My best friend and I are what you might consider amateur thanatologists, which means that we study death and dying, and spend a lot of time discussing it. I’m not more comfortable with death than the average person, I don’t think, but I am quite comfortable talking about it. I am fascinated by and mostly accept it. We had animals when I was growing up and my mother has told me it was in part for a kind of healthy practice with mortality: you love something with your whole heart, you hurt like hell when it goes, and someday you are grateful for that love despite its loss. And you know you will live through the loss until gratitude. I believe we can love animals as deeply, if not sometimes more so, than we do human beings, and that our relationships with them can be as robust as our relationships to other human beings. The horse referenced in the poem was not only my close friend but the gateway and witness to much of my earliest freedom. He broke his knee galloping in a field while I was at a friend’s party and had to be put down; my mother picked me up from the party halfway through and brought me to say goodbye. Though she’s agonized over whether it was the right decision, though I can remember the sound his body made hitting the ground like it was yesterday, I would not trade my opportunity to reassure him of my love for anything.
I don’t know what about scrolling to J.R’s most recent posthumous birthday on Facebook made me think of cantering on Merlin’s back through those alfalfa fields of my childhood. I can picture him in a purple heaven, maybe, or maybe heaven is the memory place where we get to talk to the person the person we love misses the most. J.R. has been described to me as many things, but common among them is a sense of tremendous scale—a flair for the dramatic, a wide open heart. Inescapable pain. I recognize him in my husband and I recognize him in parts of why my husband chose me as a life partner and I am honored and I am reaching for him the best way I know how, which is on the page in a made up horizonless place where I can recount for him a piece of my own sadness to warrant my attempt at understanding his. I wanted to reassure him it’s okay, that I accept it, that my husband loves him with their whole heart and hurts like hell that he is gone and is grateful for that love despite its loss. That I am grateful for his love, too, and I hope he has escaped what he ran from. I hope he knows he was and is wanted. And I will keep his brother safe.

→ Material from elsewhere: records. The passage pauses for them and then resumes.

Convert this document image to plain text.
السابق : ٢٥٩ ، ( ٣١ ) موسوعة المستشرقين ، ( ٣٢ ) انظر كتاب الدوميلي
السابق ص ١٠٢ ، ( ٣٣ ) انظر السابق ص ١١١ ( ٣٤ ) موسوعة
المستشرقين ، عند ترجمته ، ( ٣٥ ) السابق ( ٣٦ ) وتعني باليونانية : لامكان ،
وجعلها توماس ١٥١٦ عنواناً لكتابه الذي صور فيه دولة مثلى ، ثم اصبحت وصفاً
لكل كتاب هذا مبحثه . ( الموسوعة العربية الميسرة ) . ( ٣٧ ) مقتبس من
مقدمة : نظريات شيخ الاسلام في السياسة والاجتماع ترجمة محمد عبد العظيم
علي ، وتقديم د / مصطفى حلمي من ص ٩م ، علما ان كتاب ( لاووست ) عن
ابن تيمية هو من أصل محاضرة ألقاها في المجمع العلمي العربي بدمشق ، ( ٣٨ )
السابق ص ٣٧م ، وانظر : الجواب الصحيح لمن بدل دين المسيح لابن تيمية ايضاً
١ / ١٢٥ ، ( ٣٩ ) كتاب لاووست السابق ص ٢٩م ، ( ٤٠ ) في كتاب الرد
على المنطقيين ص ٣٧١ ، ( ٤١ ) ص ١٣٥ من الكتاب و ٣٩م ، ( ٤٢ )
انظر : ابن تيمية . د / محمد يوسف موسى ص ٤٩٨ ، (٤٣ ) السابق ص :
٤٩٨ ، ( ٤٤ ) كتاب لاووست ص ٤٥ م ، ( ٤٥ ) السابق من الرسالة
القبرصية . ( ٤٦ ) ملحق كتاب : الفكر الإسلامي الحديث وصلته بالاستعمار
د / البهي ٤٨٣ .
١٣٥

Assistant Editor Sofia Fey on “Cotton”:
This poem by c m taylor was a must for me in Issue 30. It navigates, seamlessly, through a difficult emotional terrain. One of loving without the physicality of even an introductory handshake. Of loving through someone else. It illustrates how people can be connected tethers of care—of how if we love someone enough, we love who they love too. This poem is a pleasure to read, and one that will come to me again and again in my headspace.